CO2 traps heat, and though the Obama administration’s Clean Power Plan addresses current emission levels, scientists at the CNCE say that its removal from the atmosphere is our “last resort” in avoiding global warming catastrophe by the end of this century.

“We can talk about lowering emissions all we want, but centuries of CO2 pollution will remain in the ambient air for years. That’s why we want to figure out the best way to take it out,” said Jospe. “And we’ve proven we can do it, we just need to find out how to do it on a large scale.”

Researchers at the CNCE have demonstrated the process in their lab using a miniature greenhouse and the off-white “leathery” material that attracts CO2. The material, which is normally used to purify wines and beers, binds to CO2 when dry. The CNCE is playing with different iterations of the same carbon cleaning material. Some versions look like rolled up spirals of paper, others like little pine trees or shag carpet.

“They are a little bit like leaves on a tree,” said Klaus Lackner, the professor spearheading the CNCE’s research. “As the air blows over those surfaces, the CO2 binds to the material and can be removed later when we introduce moisture.”

Suppose this technology was suddenly implemented on a large scale, with massive air filters lining our busiest highways stripping the air of excess CO2. The air is clean, but the captured CO2 needs to be addressed.

Lackner said there are multiple options for captured CO2. It could be used to produce plastics, concentrated to carbonate fizzy drinks, or can simply be returned to the earth. One use of enriched CO2 could help in the quest to stop global warming.
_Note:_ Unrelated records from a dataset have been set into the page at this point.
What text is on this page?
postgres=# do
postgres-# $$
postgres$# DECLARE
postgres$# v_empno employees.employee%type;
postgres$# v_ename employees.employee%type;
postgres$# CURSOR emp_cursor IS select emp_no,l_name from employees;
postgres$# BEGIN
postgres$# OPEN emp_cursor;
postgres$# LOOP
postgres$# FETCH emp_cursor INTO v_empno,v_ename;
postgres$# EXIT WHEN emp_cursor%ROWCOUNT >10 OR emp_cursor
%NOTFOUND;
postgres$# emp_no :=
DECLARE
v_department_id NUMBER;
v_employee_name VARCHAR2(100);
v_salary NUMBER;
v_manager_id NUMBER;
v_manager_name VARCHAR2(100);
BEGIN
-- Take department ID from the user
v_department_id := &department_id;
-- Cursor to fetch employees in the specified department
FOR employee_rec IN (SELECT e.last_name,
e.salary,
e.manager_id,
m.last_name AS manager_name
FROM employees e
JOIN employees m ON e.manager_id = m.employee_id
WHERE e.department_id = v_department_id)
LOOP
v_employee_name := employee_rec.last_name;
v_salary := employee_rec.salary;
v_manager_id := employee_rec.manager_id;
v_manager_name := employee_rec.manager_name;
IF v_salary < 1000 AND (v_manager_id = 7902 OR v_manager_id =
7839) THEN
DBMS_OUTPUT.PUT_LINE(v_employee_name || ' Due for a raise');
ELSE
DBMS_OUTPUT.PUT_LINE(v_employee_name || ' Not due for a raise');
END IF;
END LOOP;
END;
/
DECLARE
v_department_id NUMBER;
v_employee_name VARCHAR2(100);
“Take it and feed it to plants,” said Lackner. Carbon dioxide is an essential ingredient in photosynthesis, so feeding it to algae for the production of clean biofuels could be the most sustainable use for the air capture bi-product.

“The pollutants that came from burning petroleum could be repurposed to help create clean burning biofuel. Wouldn’t that be something?” said Lackner.

The CNCE hopes to be the intellectual leader in carbon capture technology, but by no means has a monopoly on the idea. According to Jospe, there are more than four startup companies – Infinitree for one – looking to make carbon capture a reality.

Lackner believes that full-on implementation of his artificial forests is 20 years or more away, but could be sooner if the idea continues to gain traction. In October, a Canadian company with powerful investors, including Bill Gates, opened a plant in Squamish, British Columbia, that pulls CO2 from the air and converts it into pellets. The $9 million plant has already captured 10 tons of CO2.

State agencies like the Arizona Department of Environmental Quality, that track emissions and pollution levels are eager to see the technology advance. Eric Massey, director of AZDEQ’s Air Quality Division said that “they are definitely on to something.”

“If we’re able to create a system where you can pull carbon dioxide concentrations out of the air, make a saleable product, I think you’re benefiting your environment, you’re benefiting your economy, and you’re benefiting your community,” said Massey.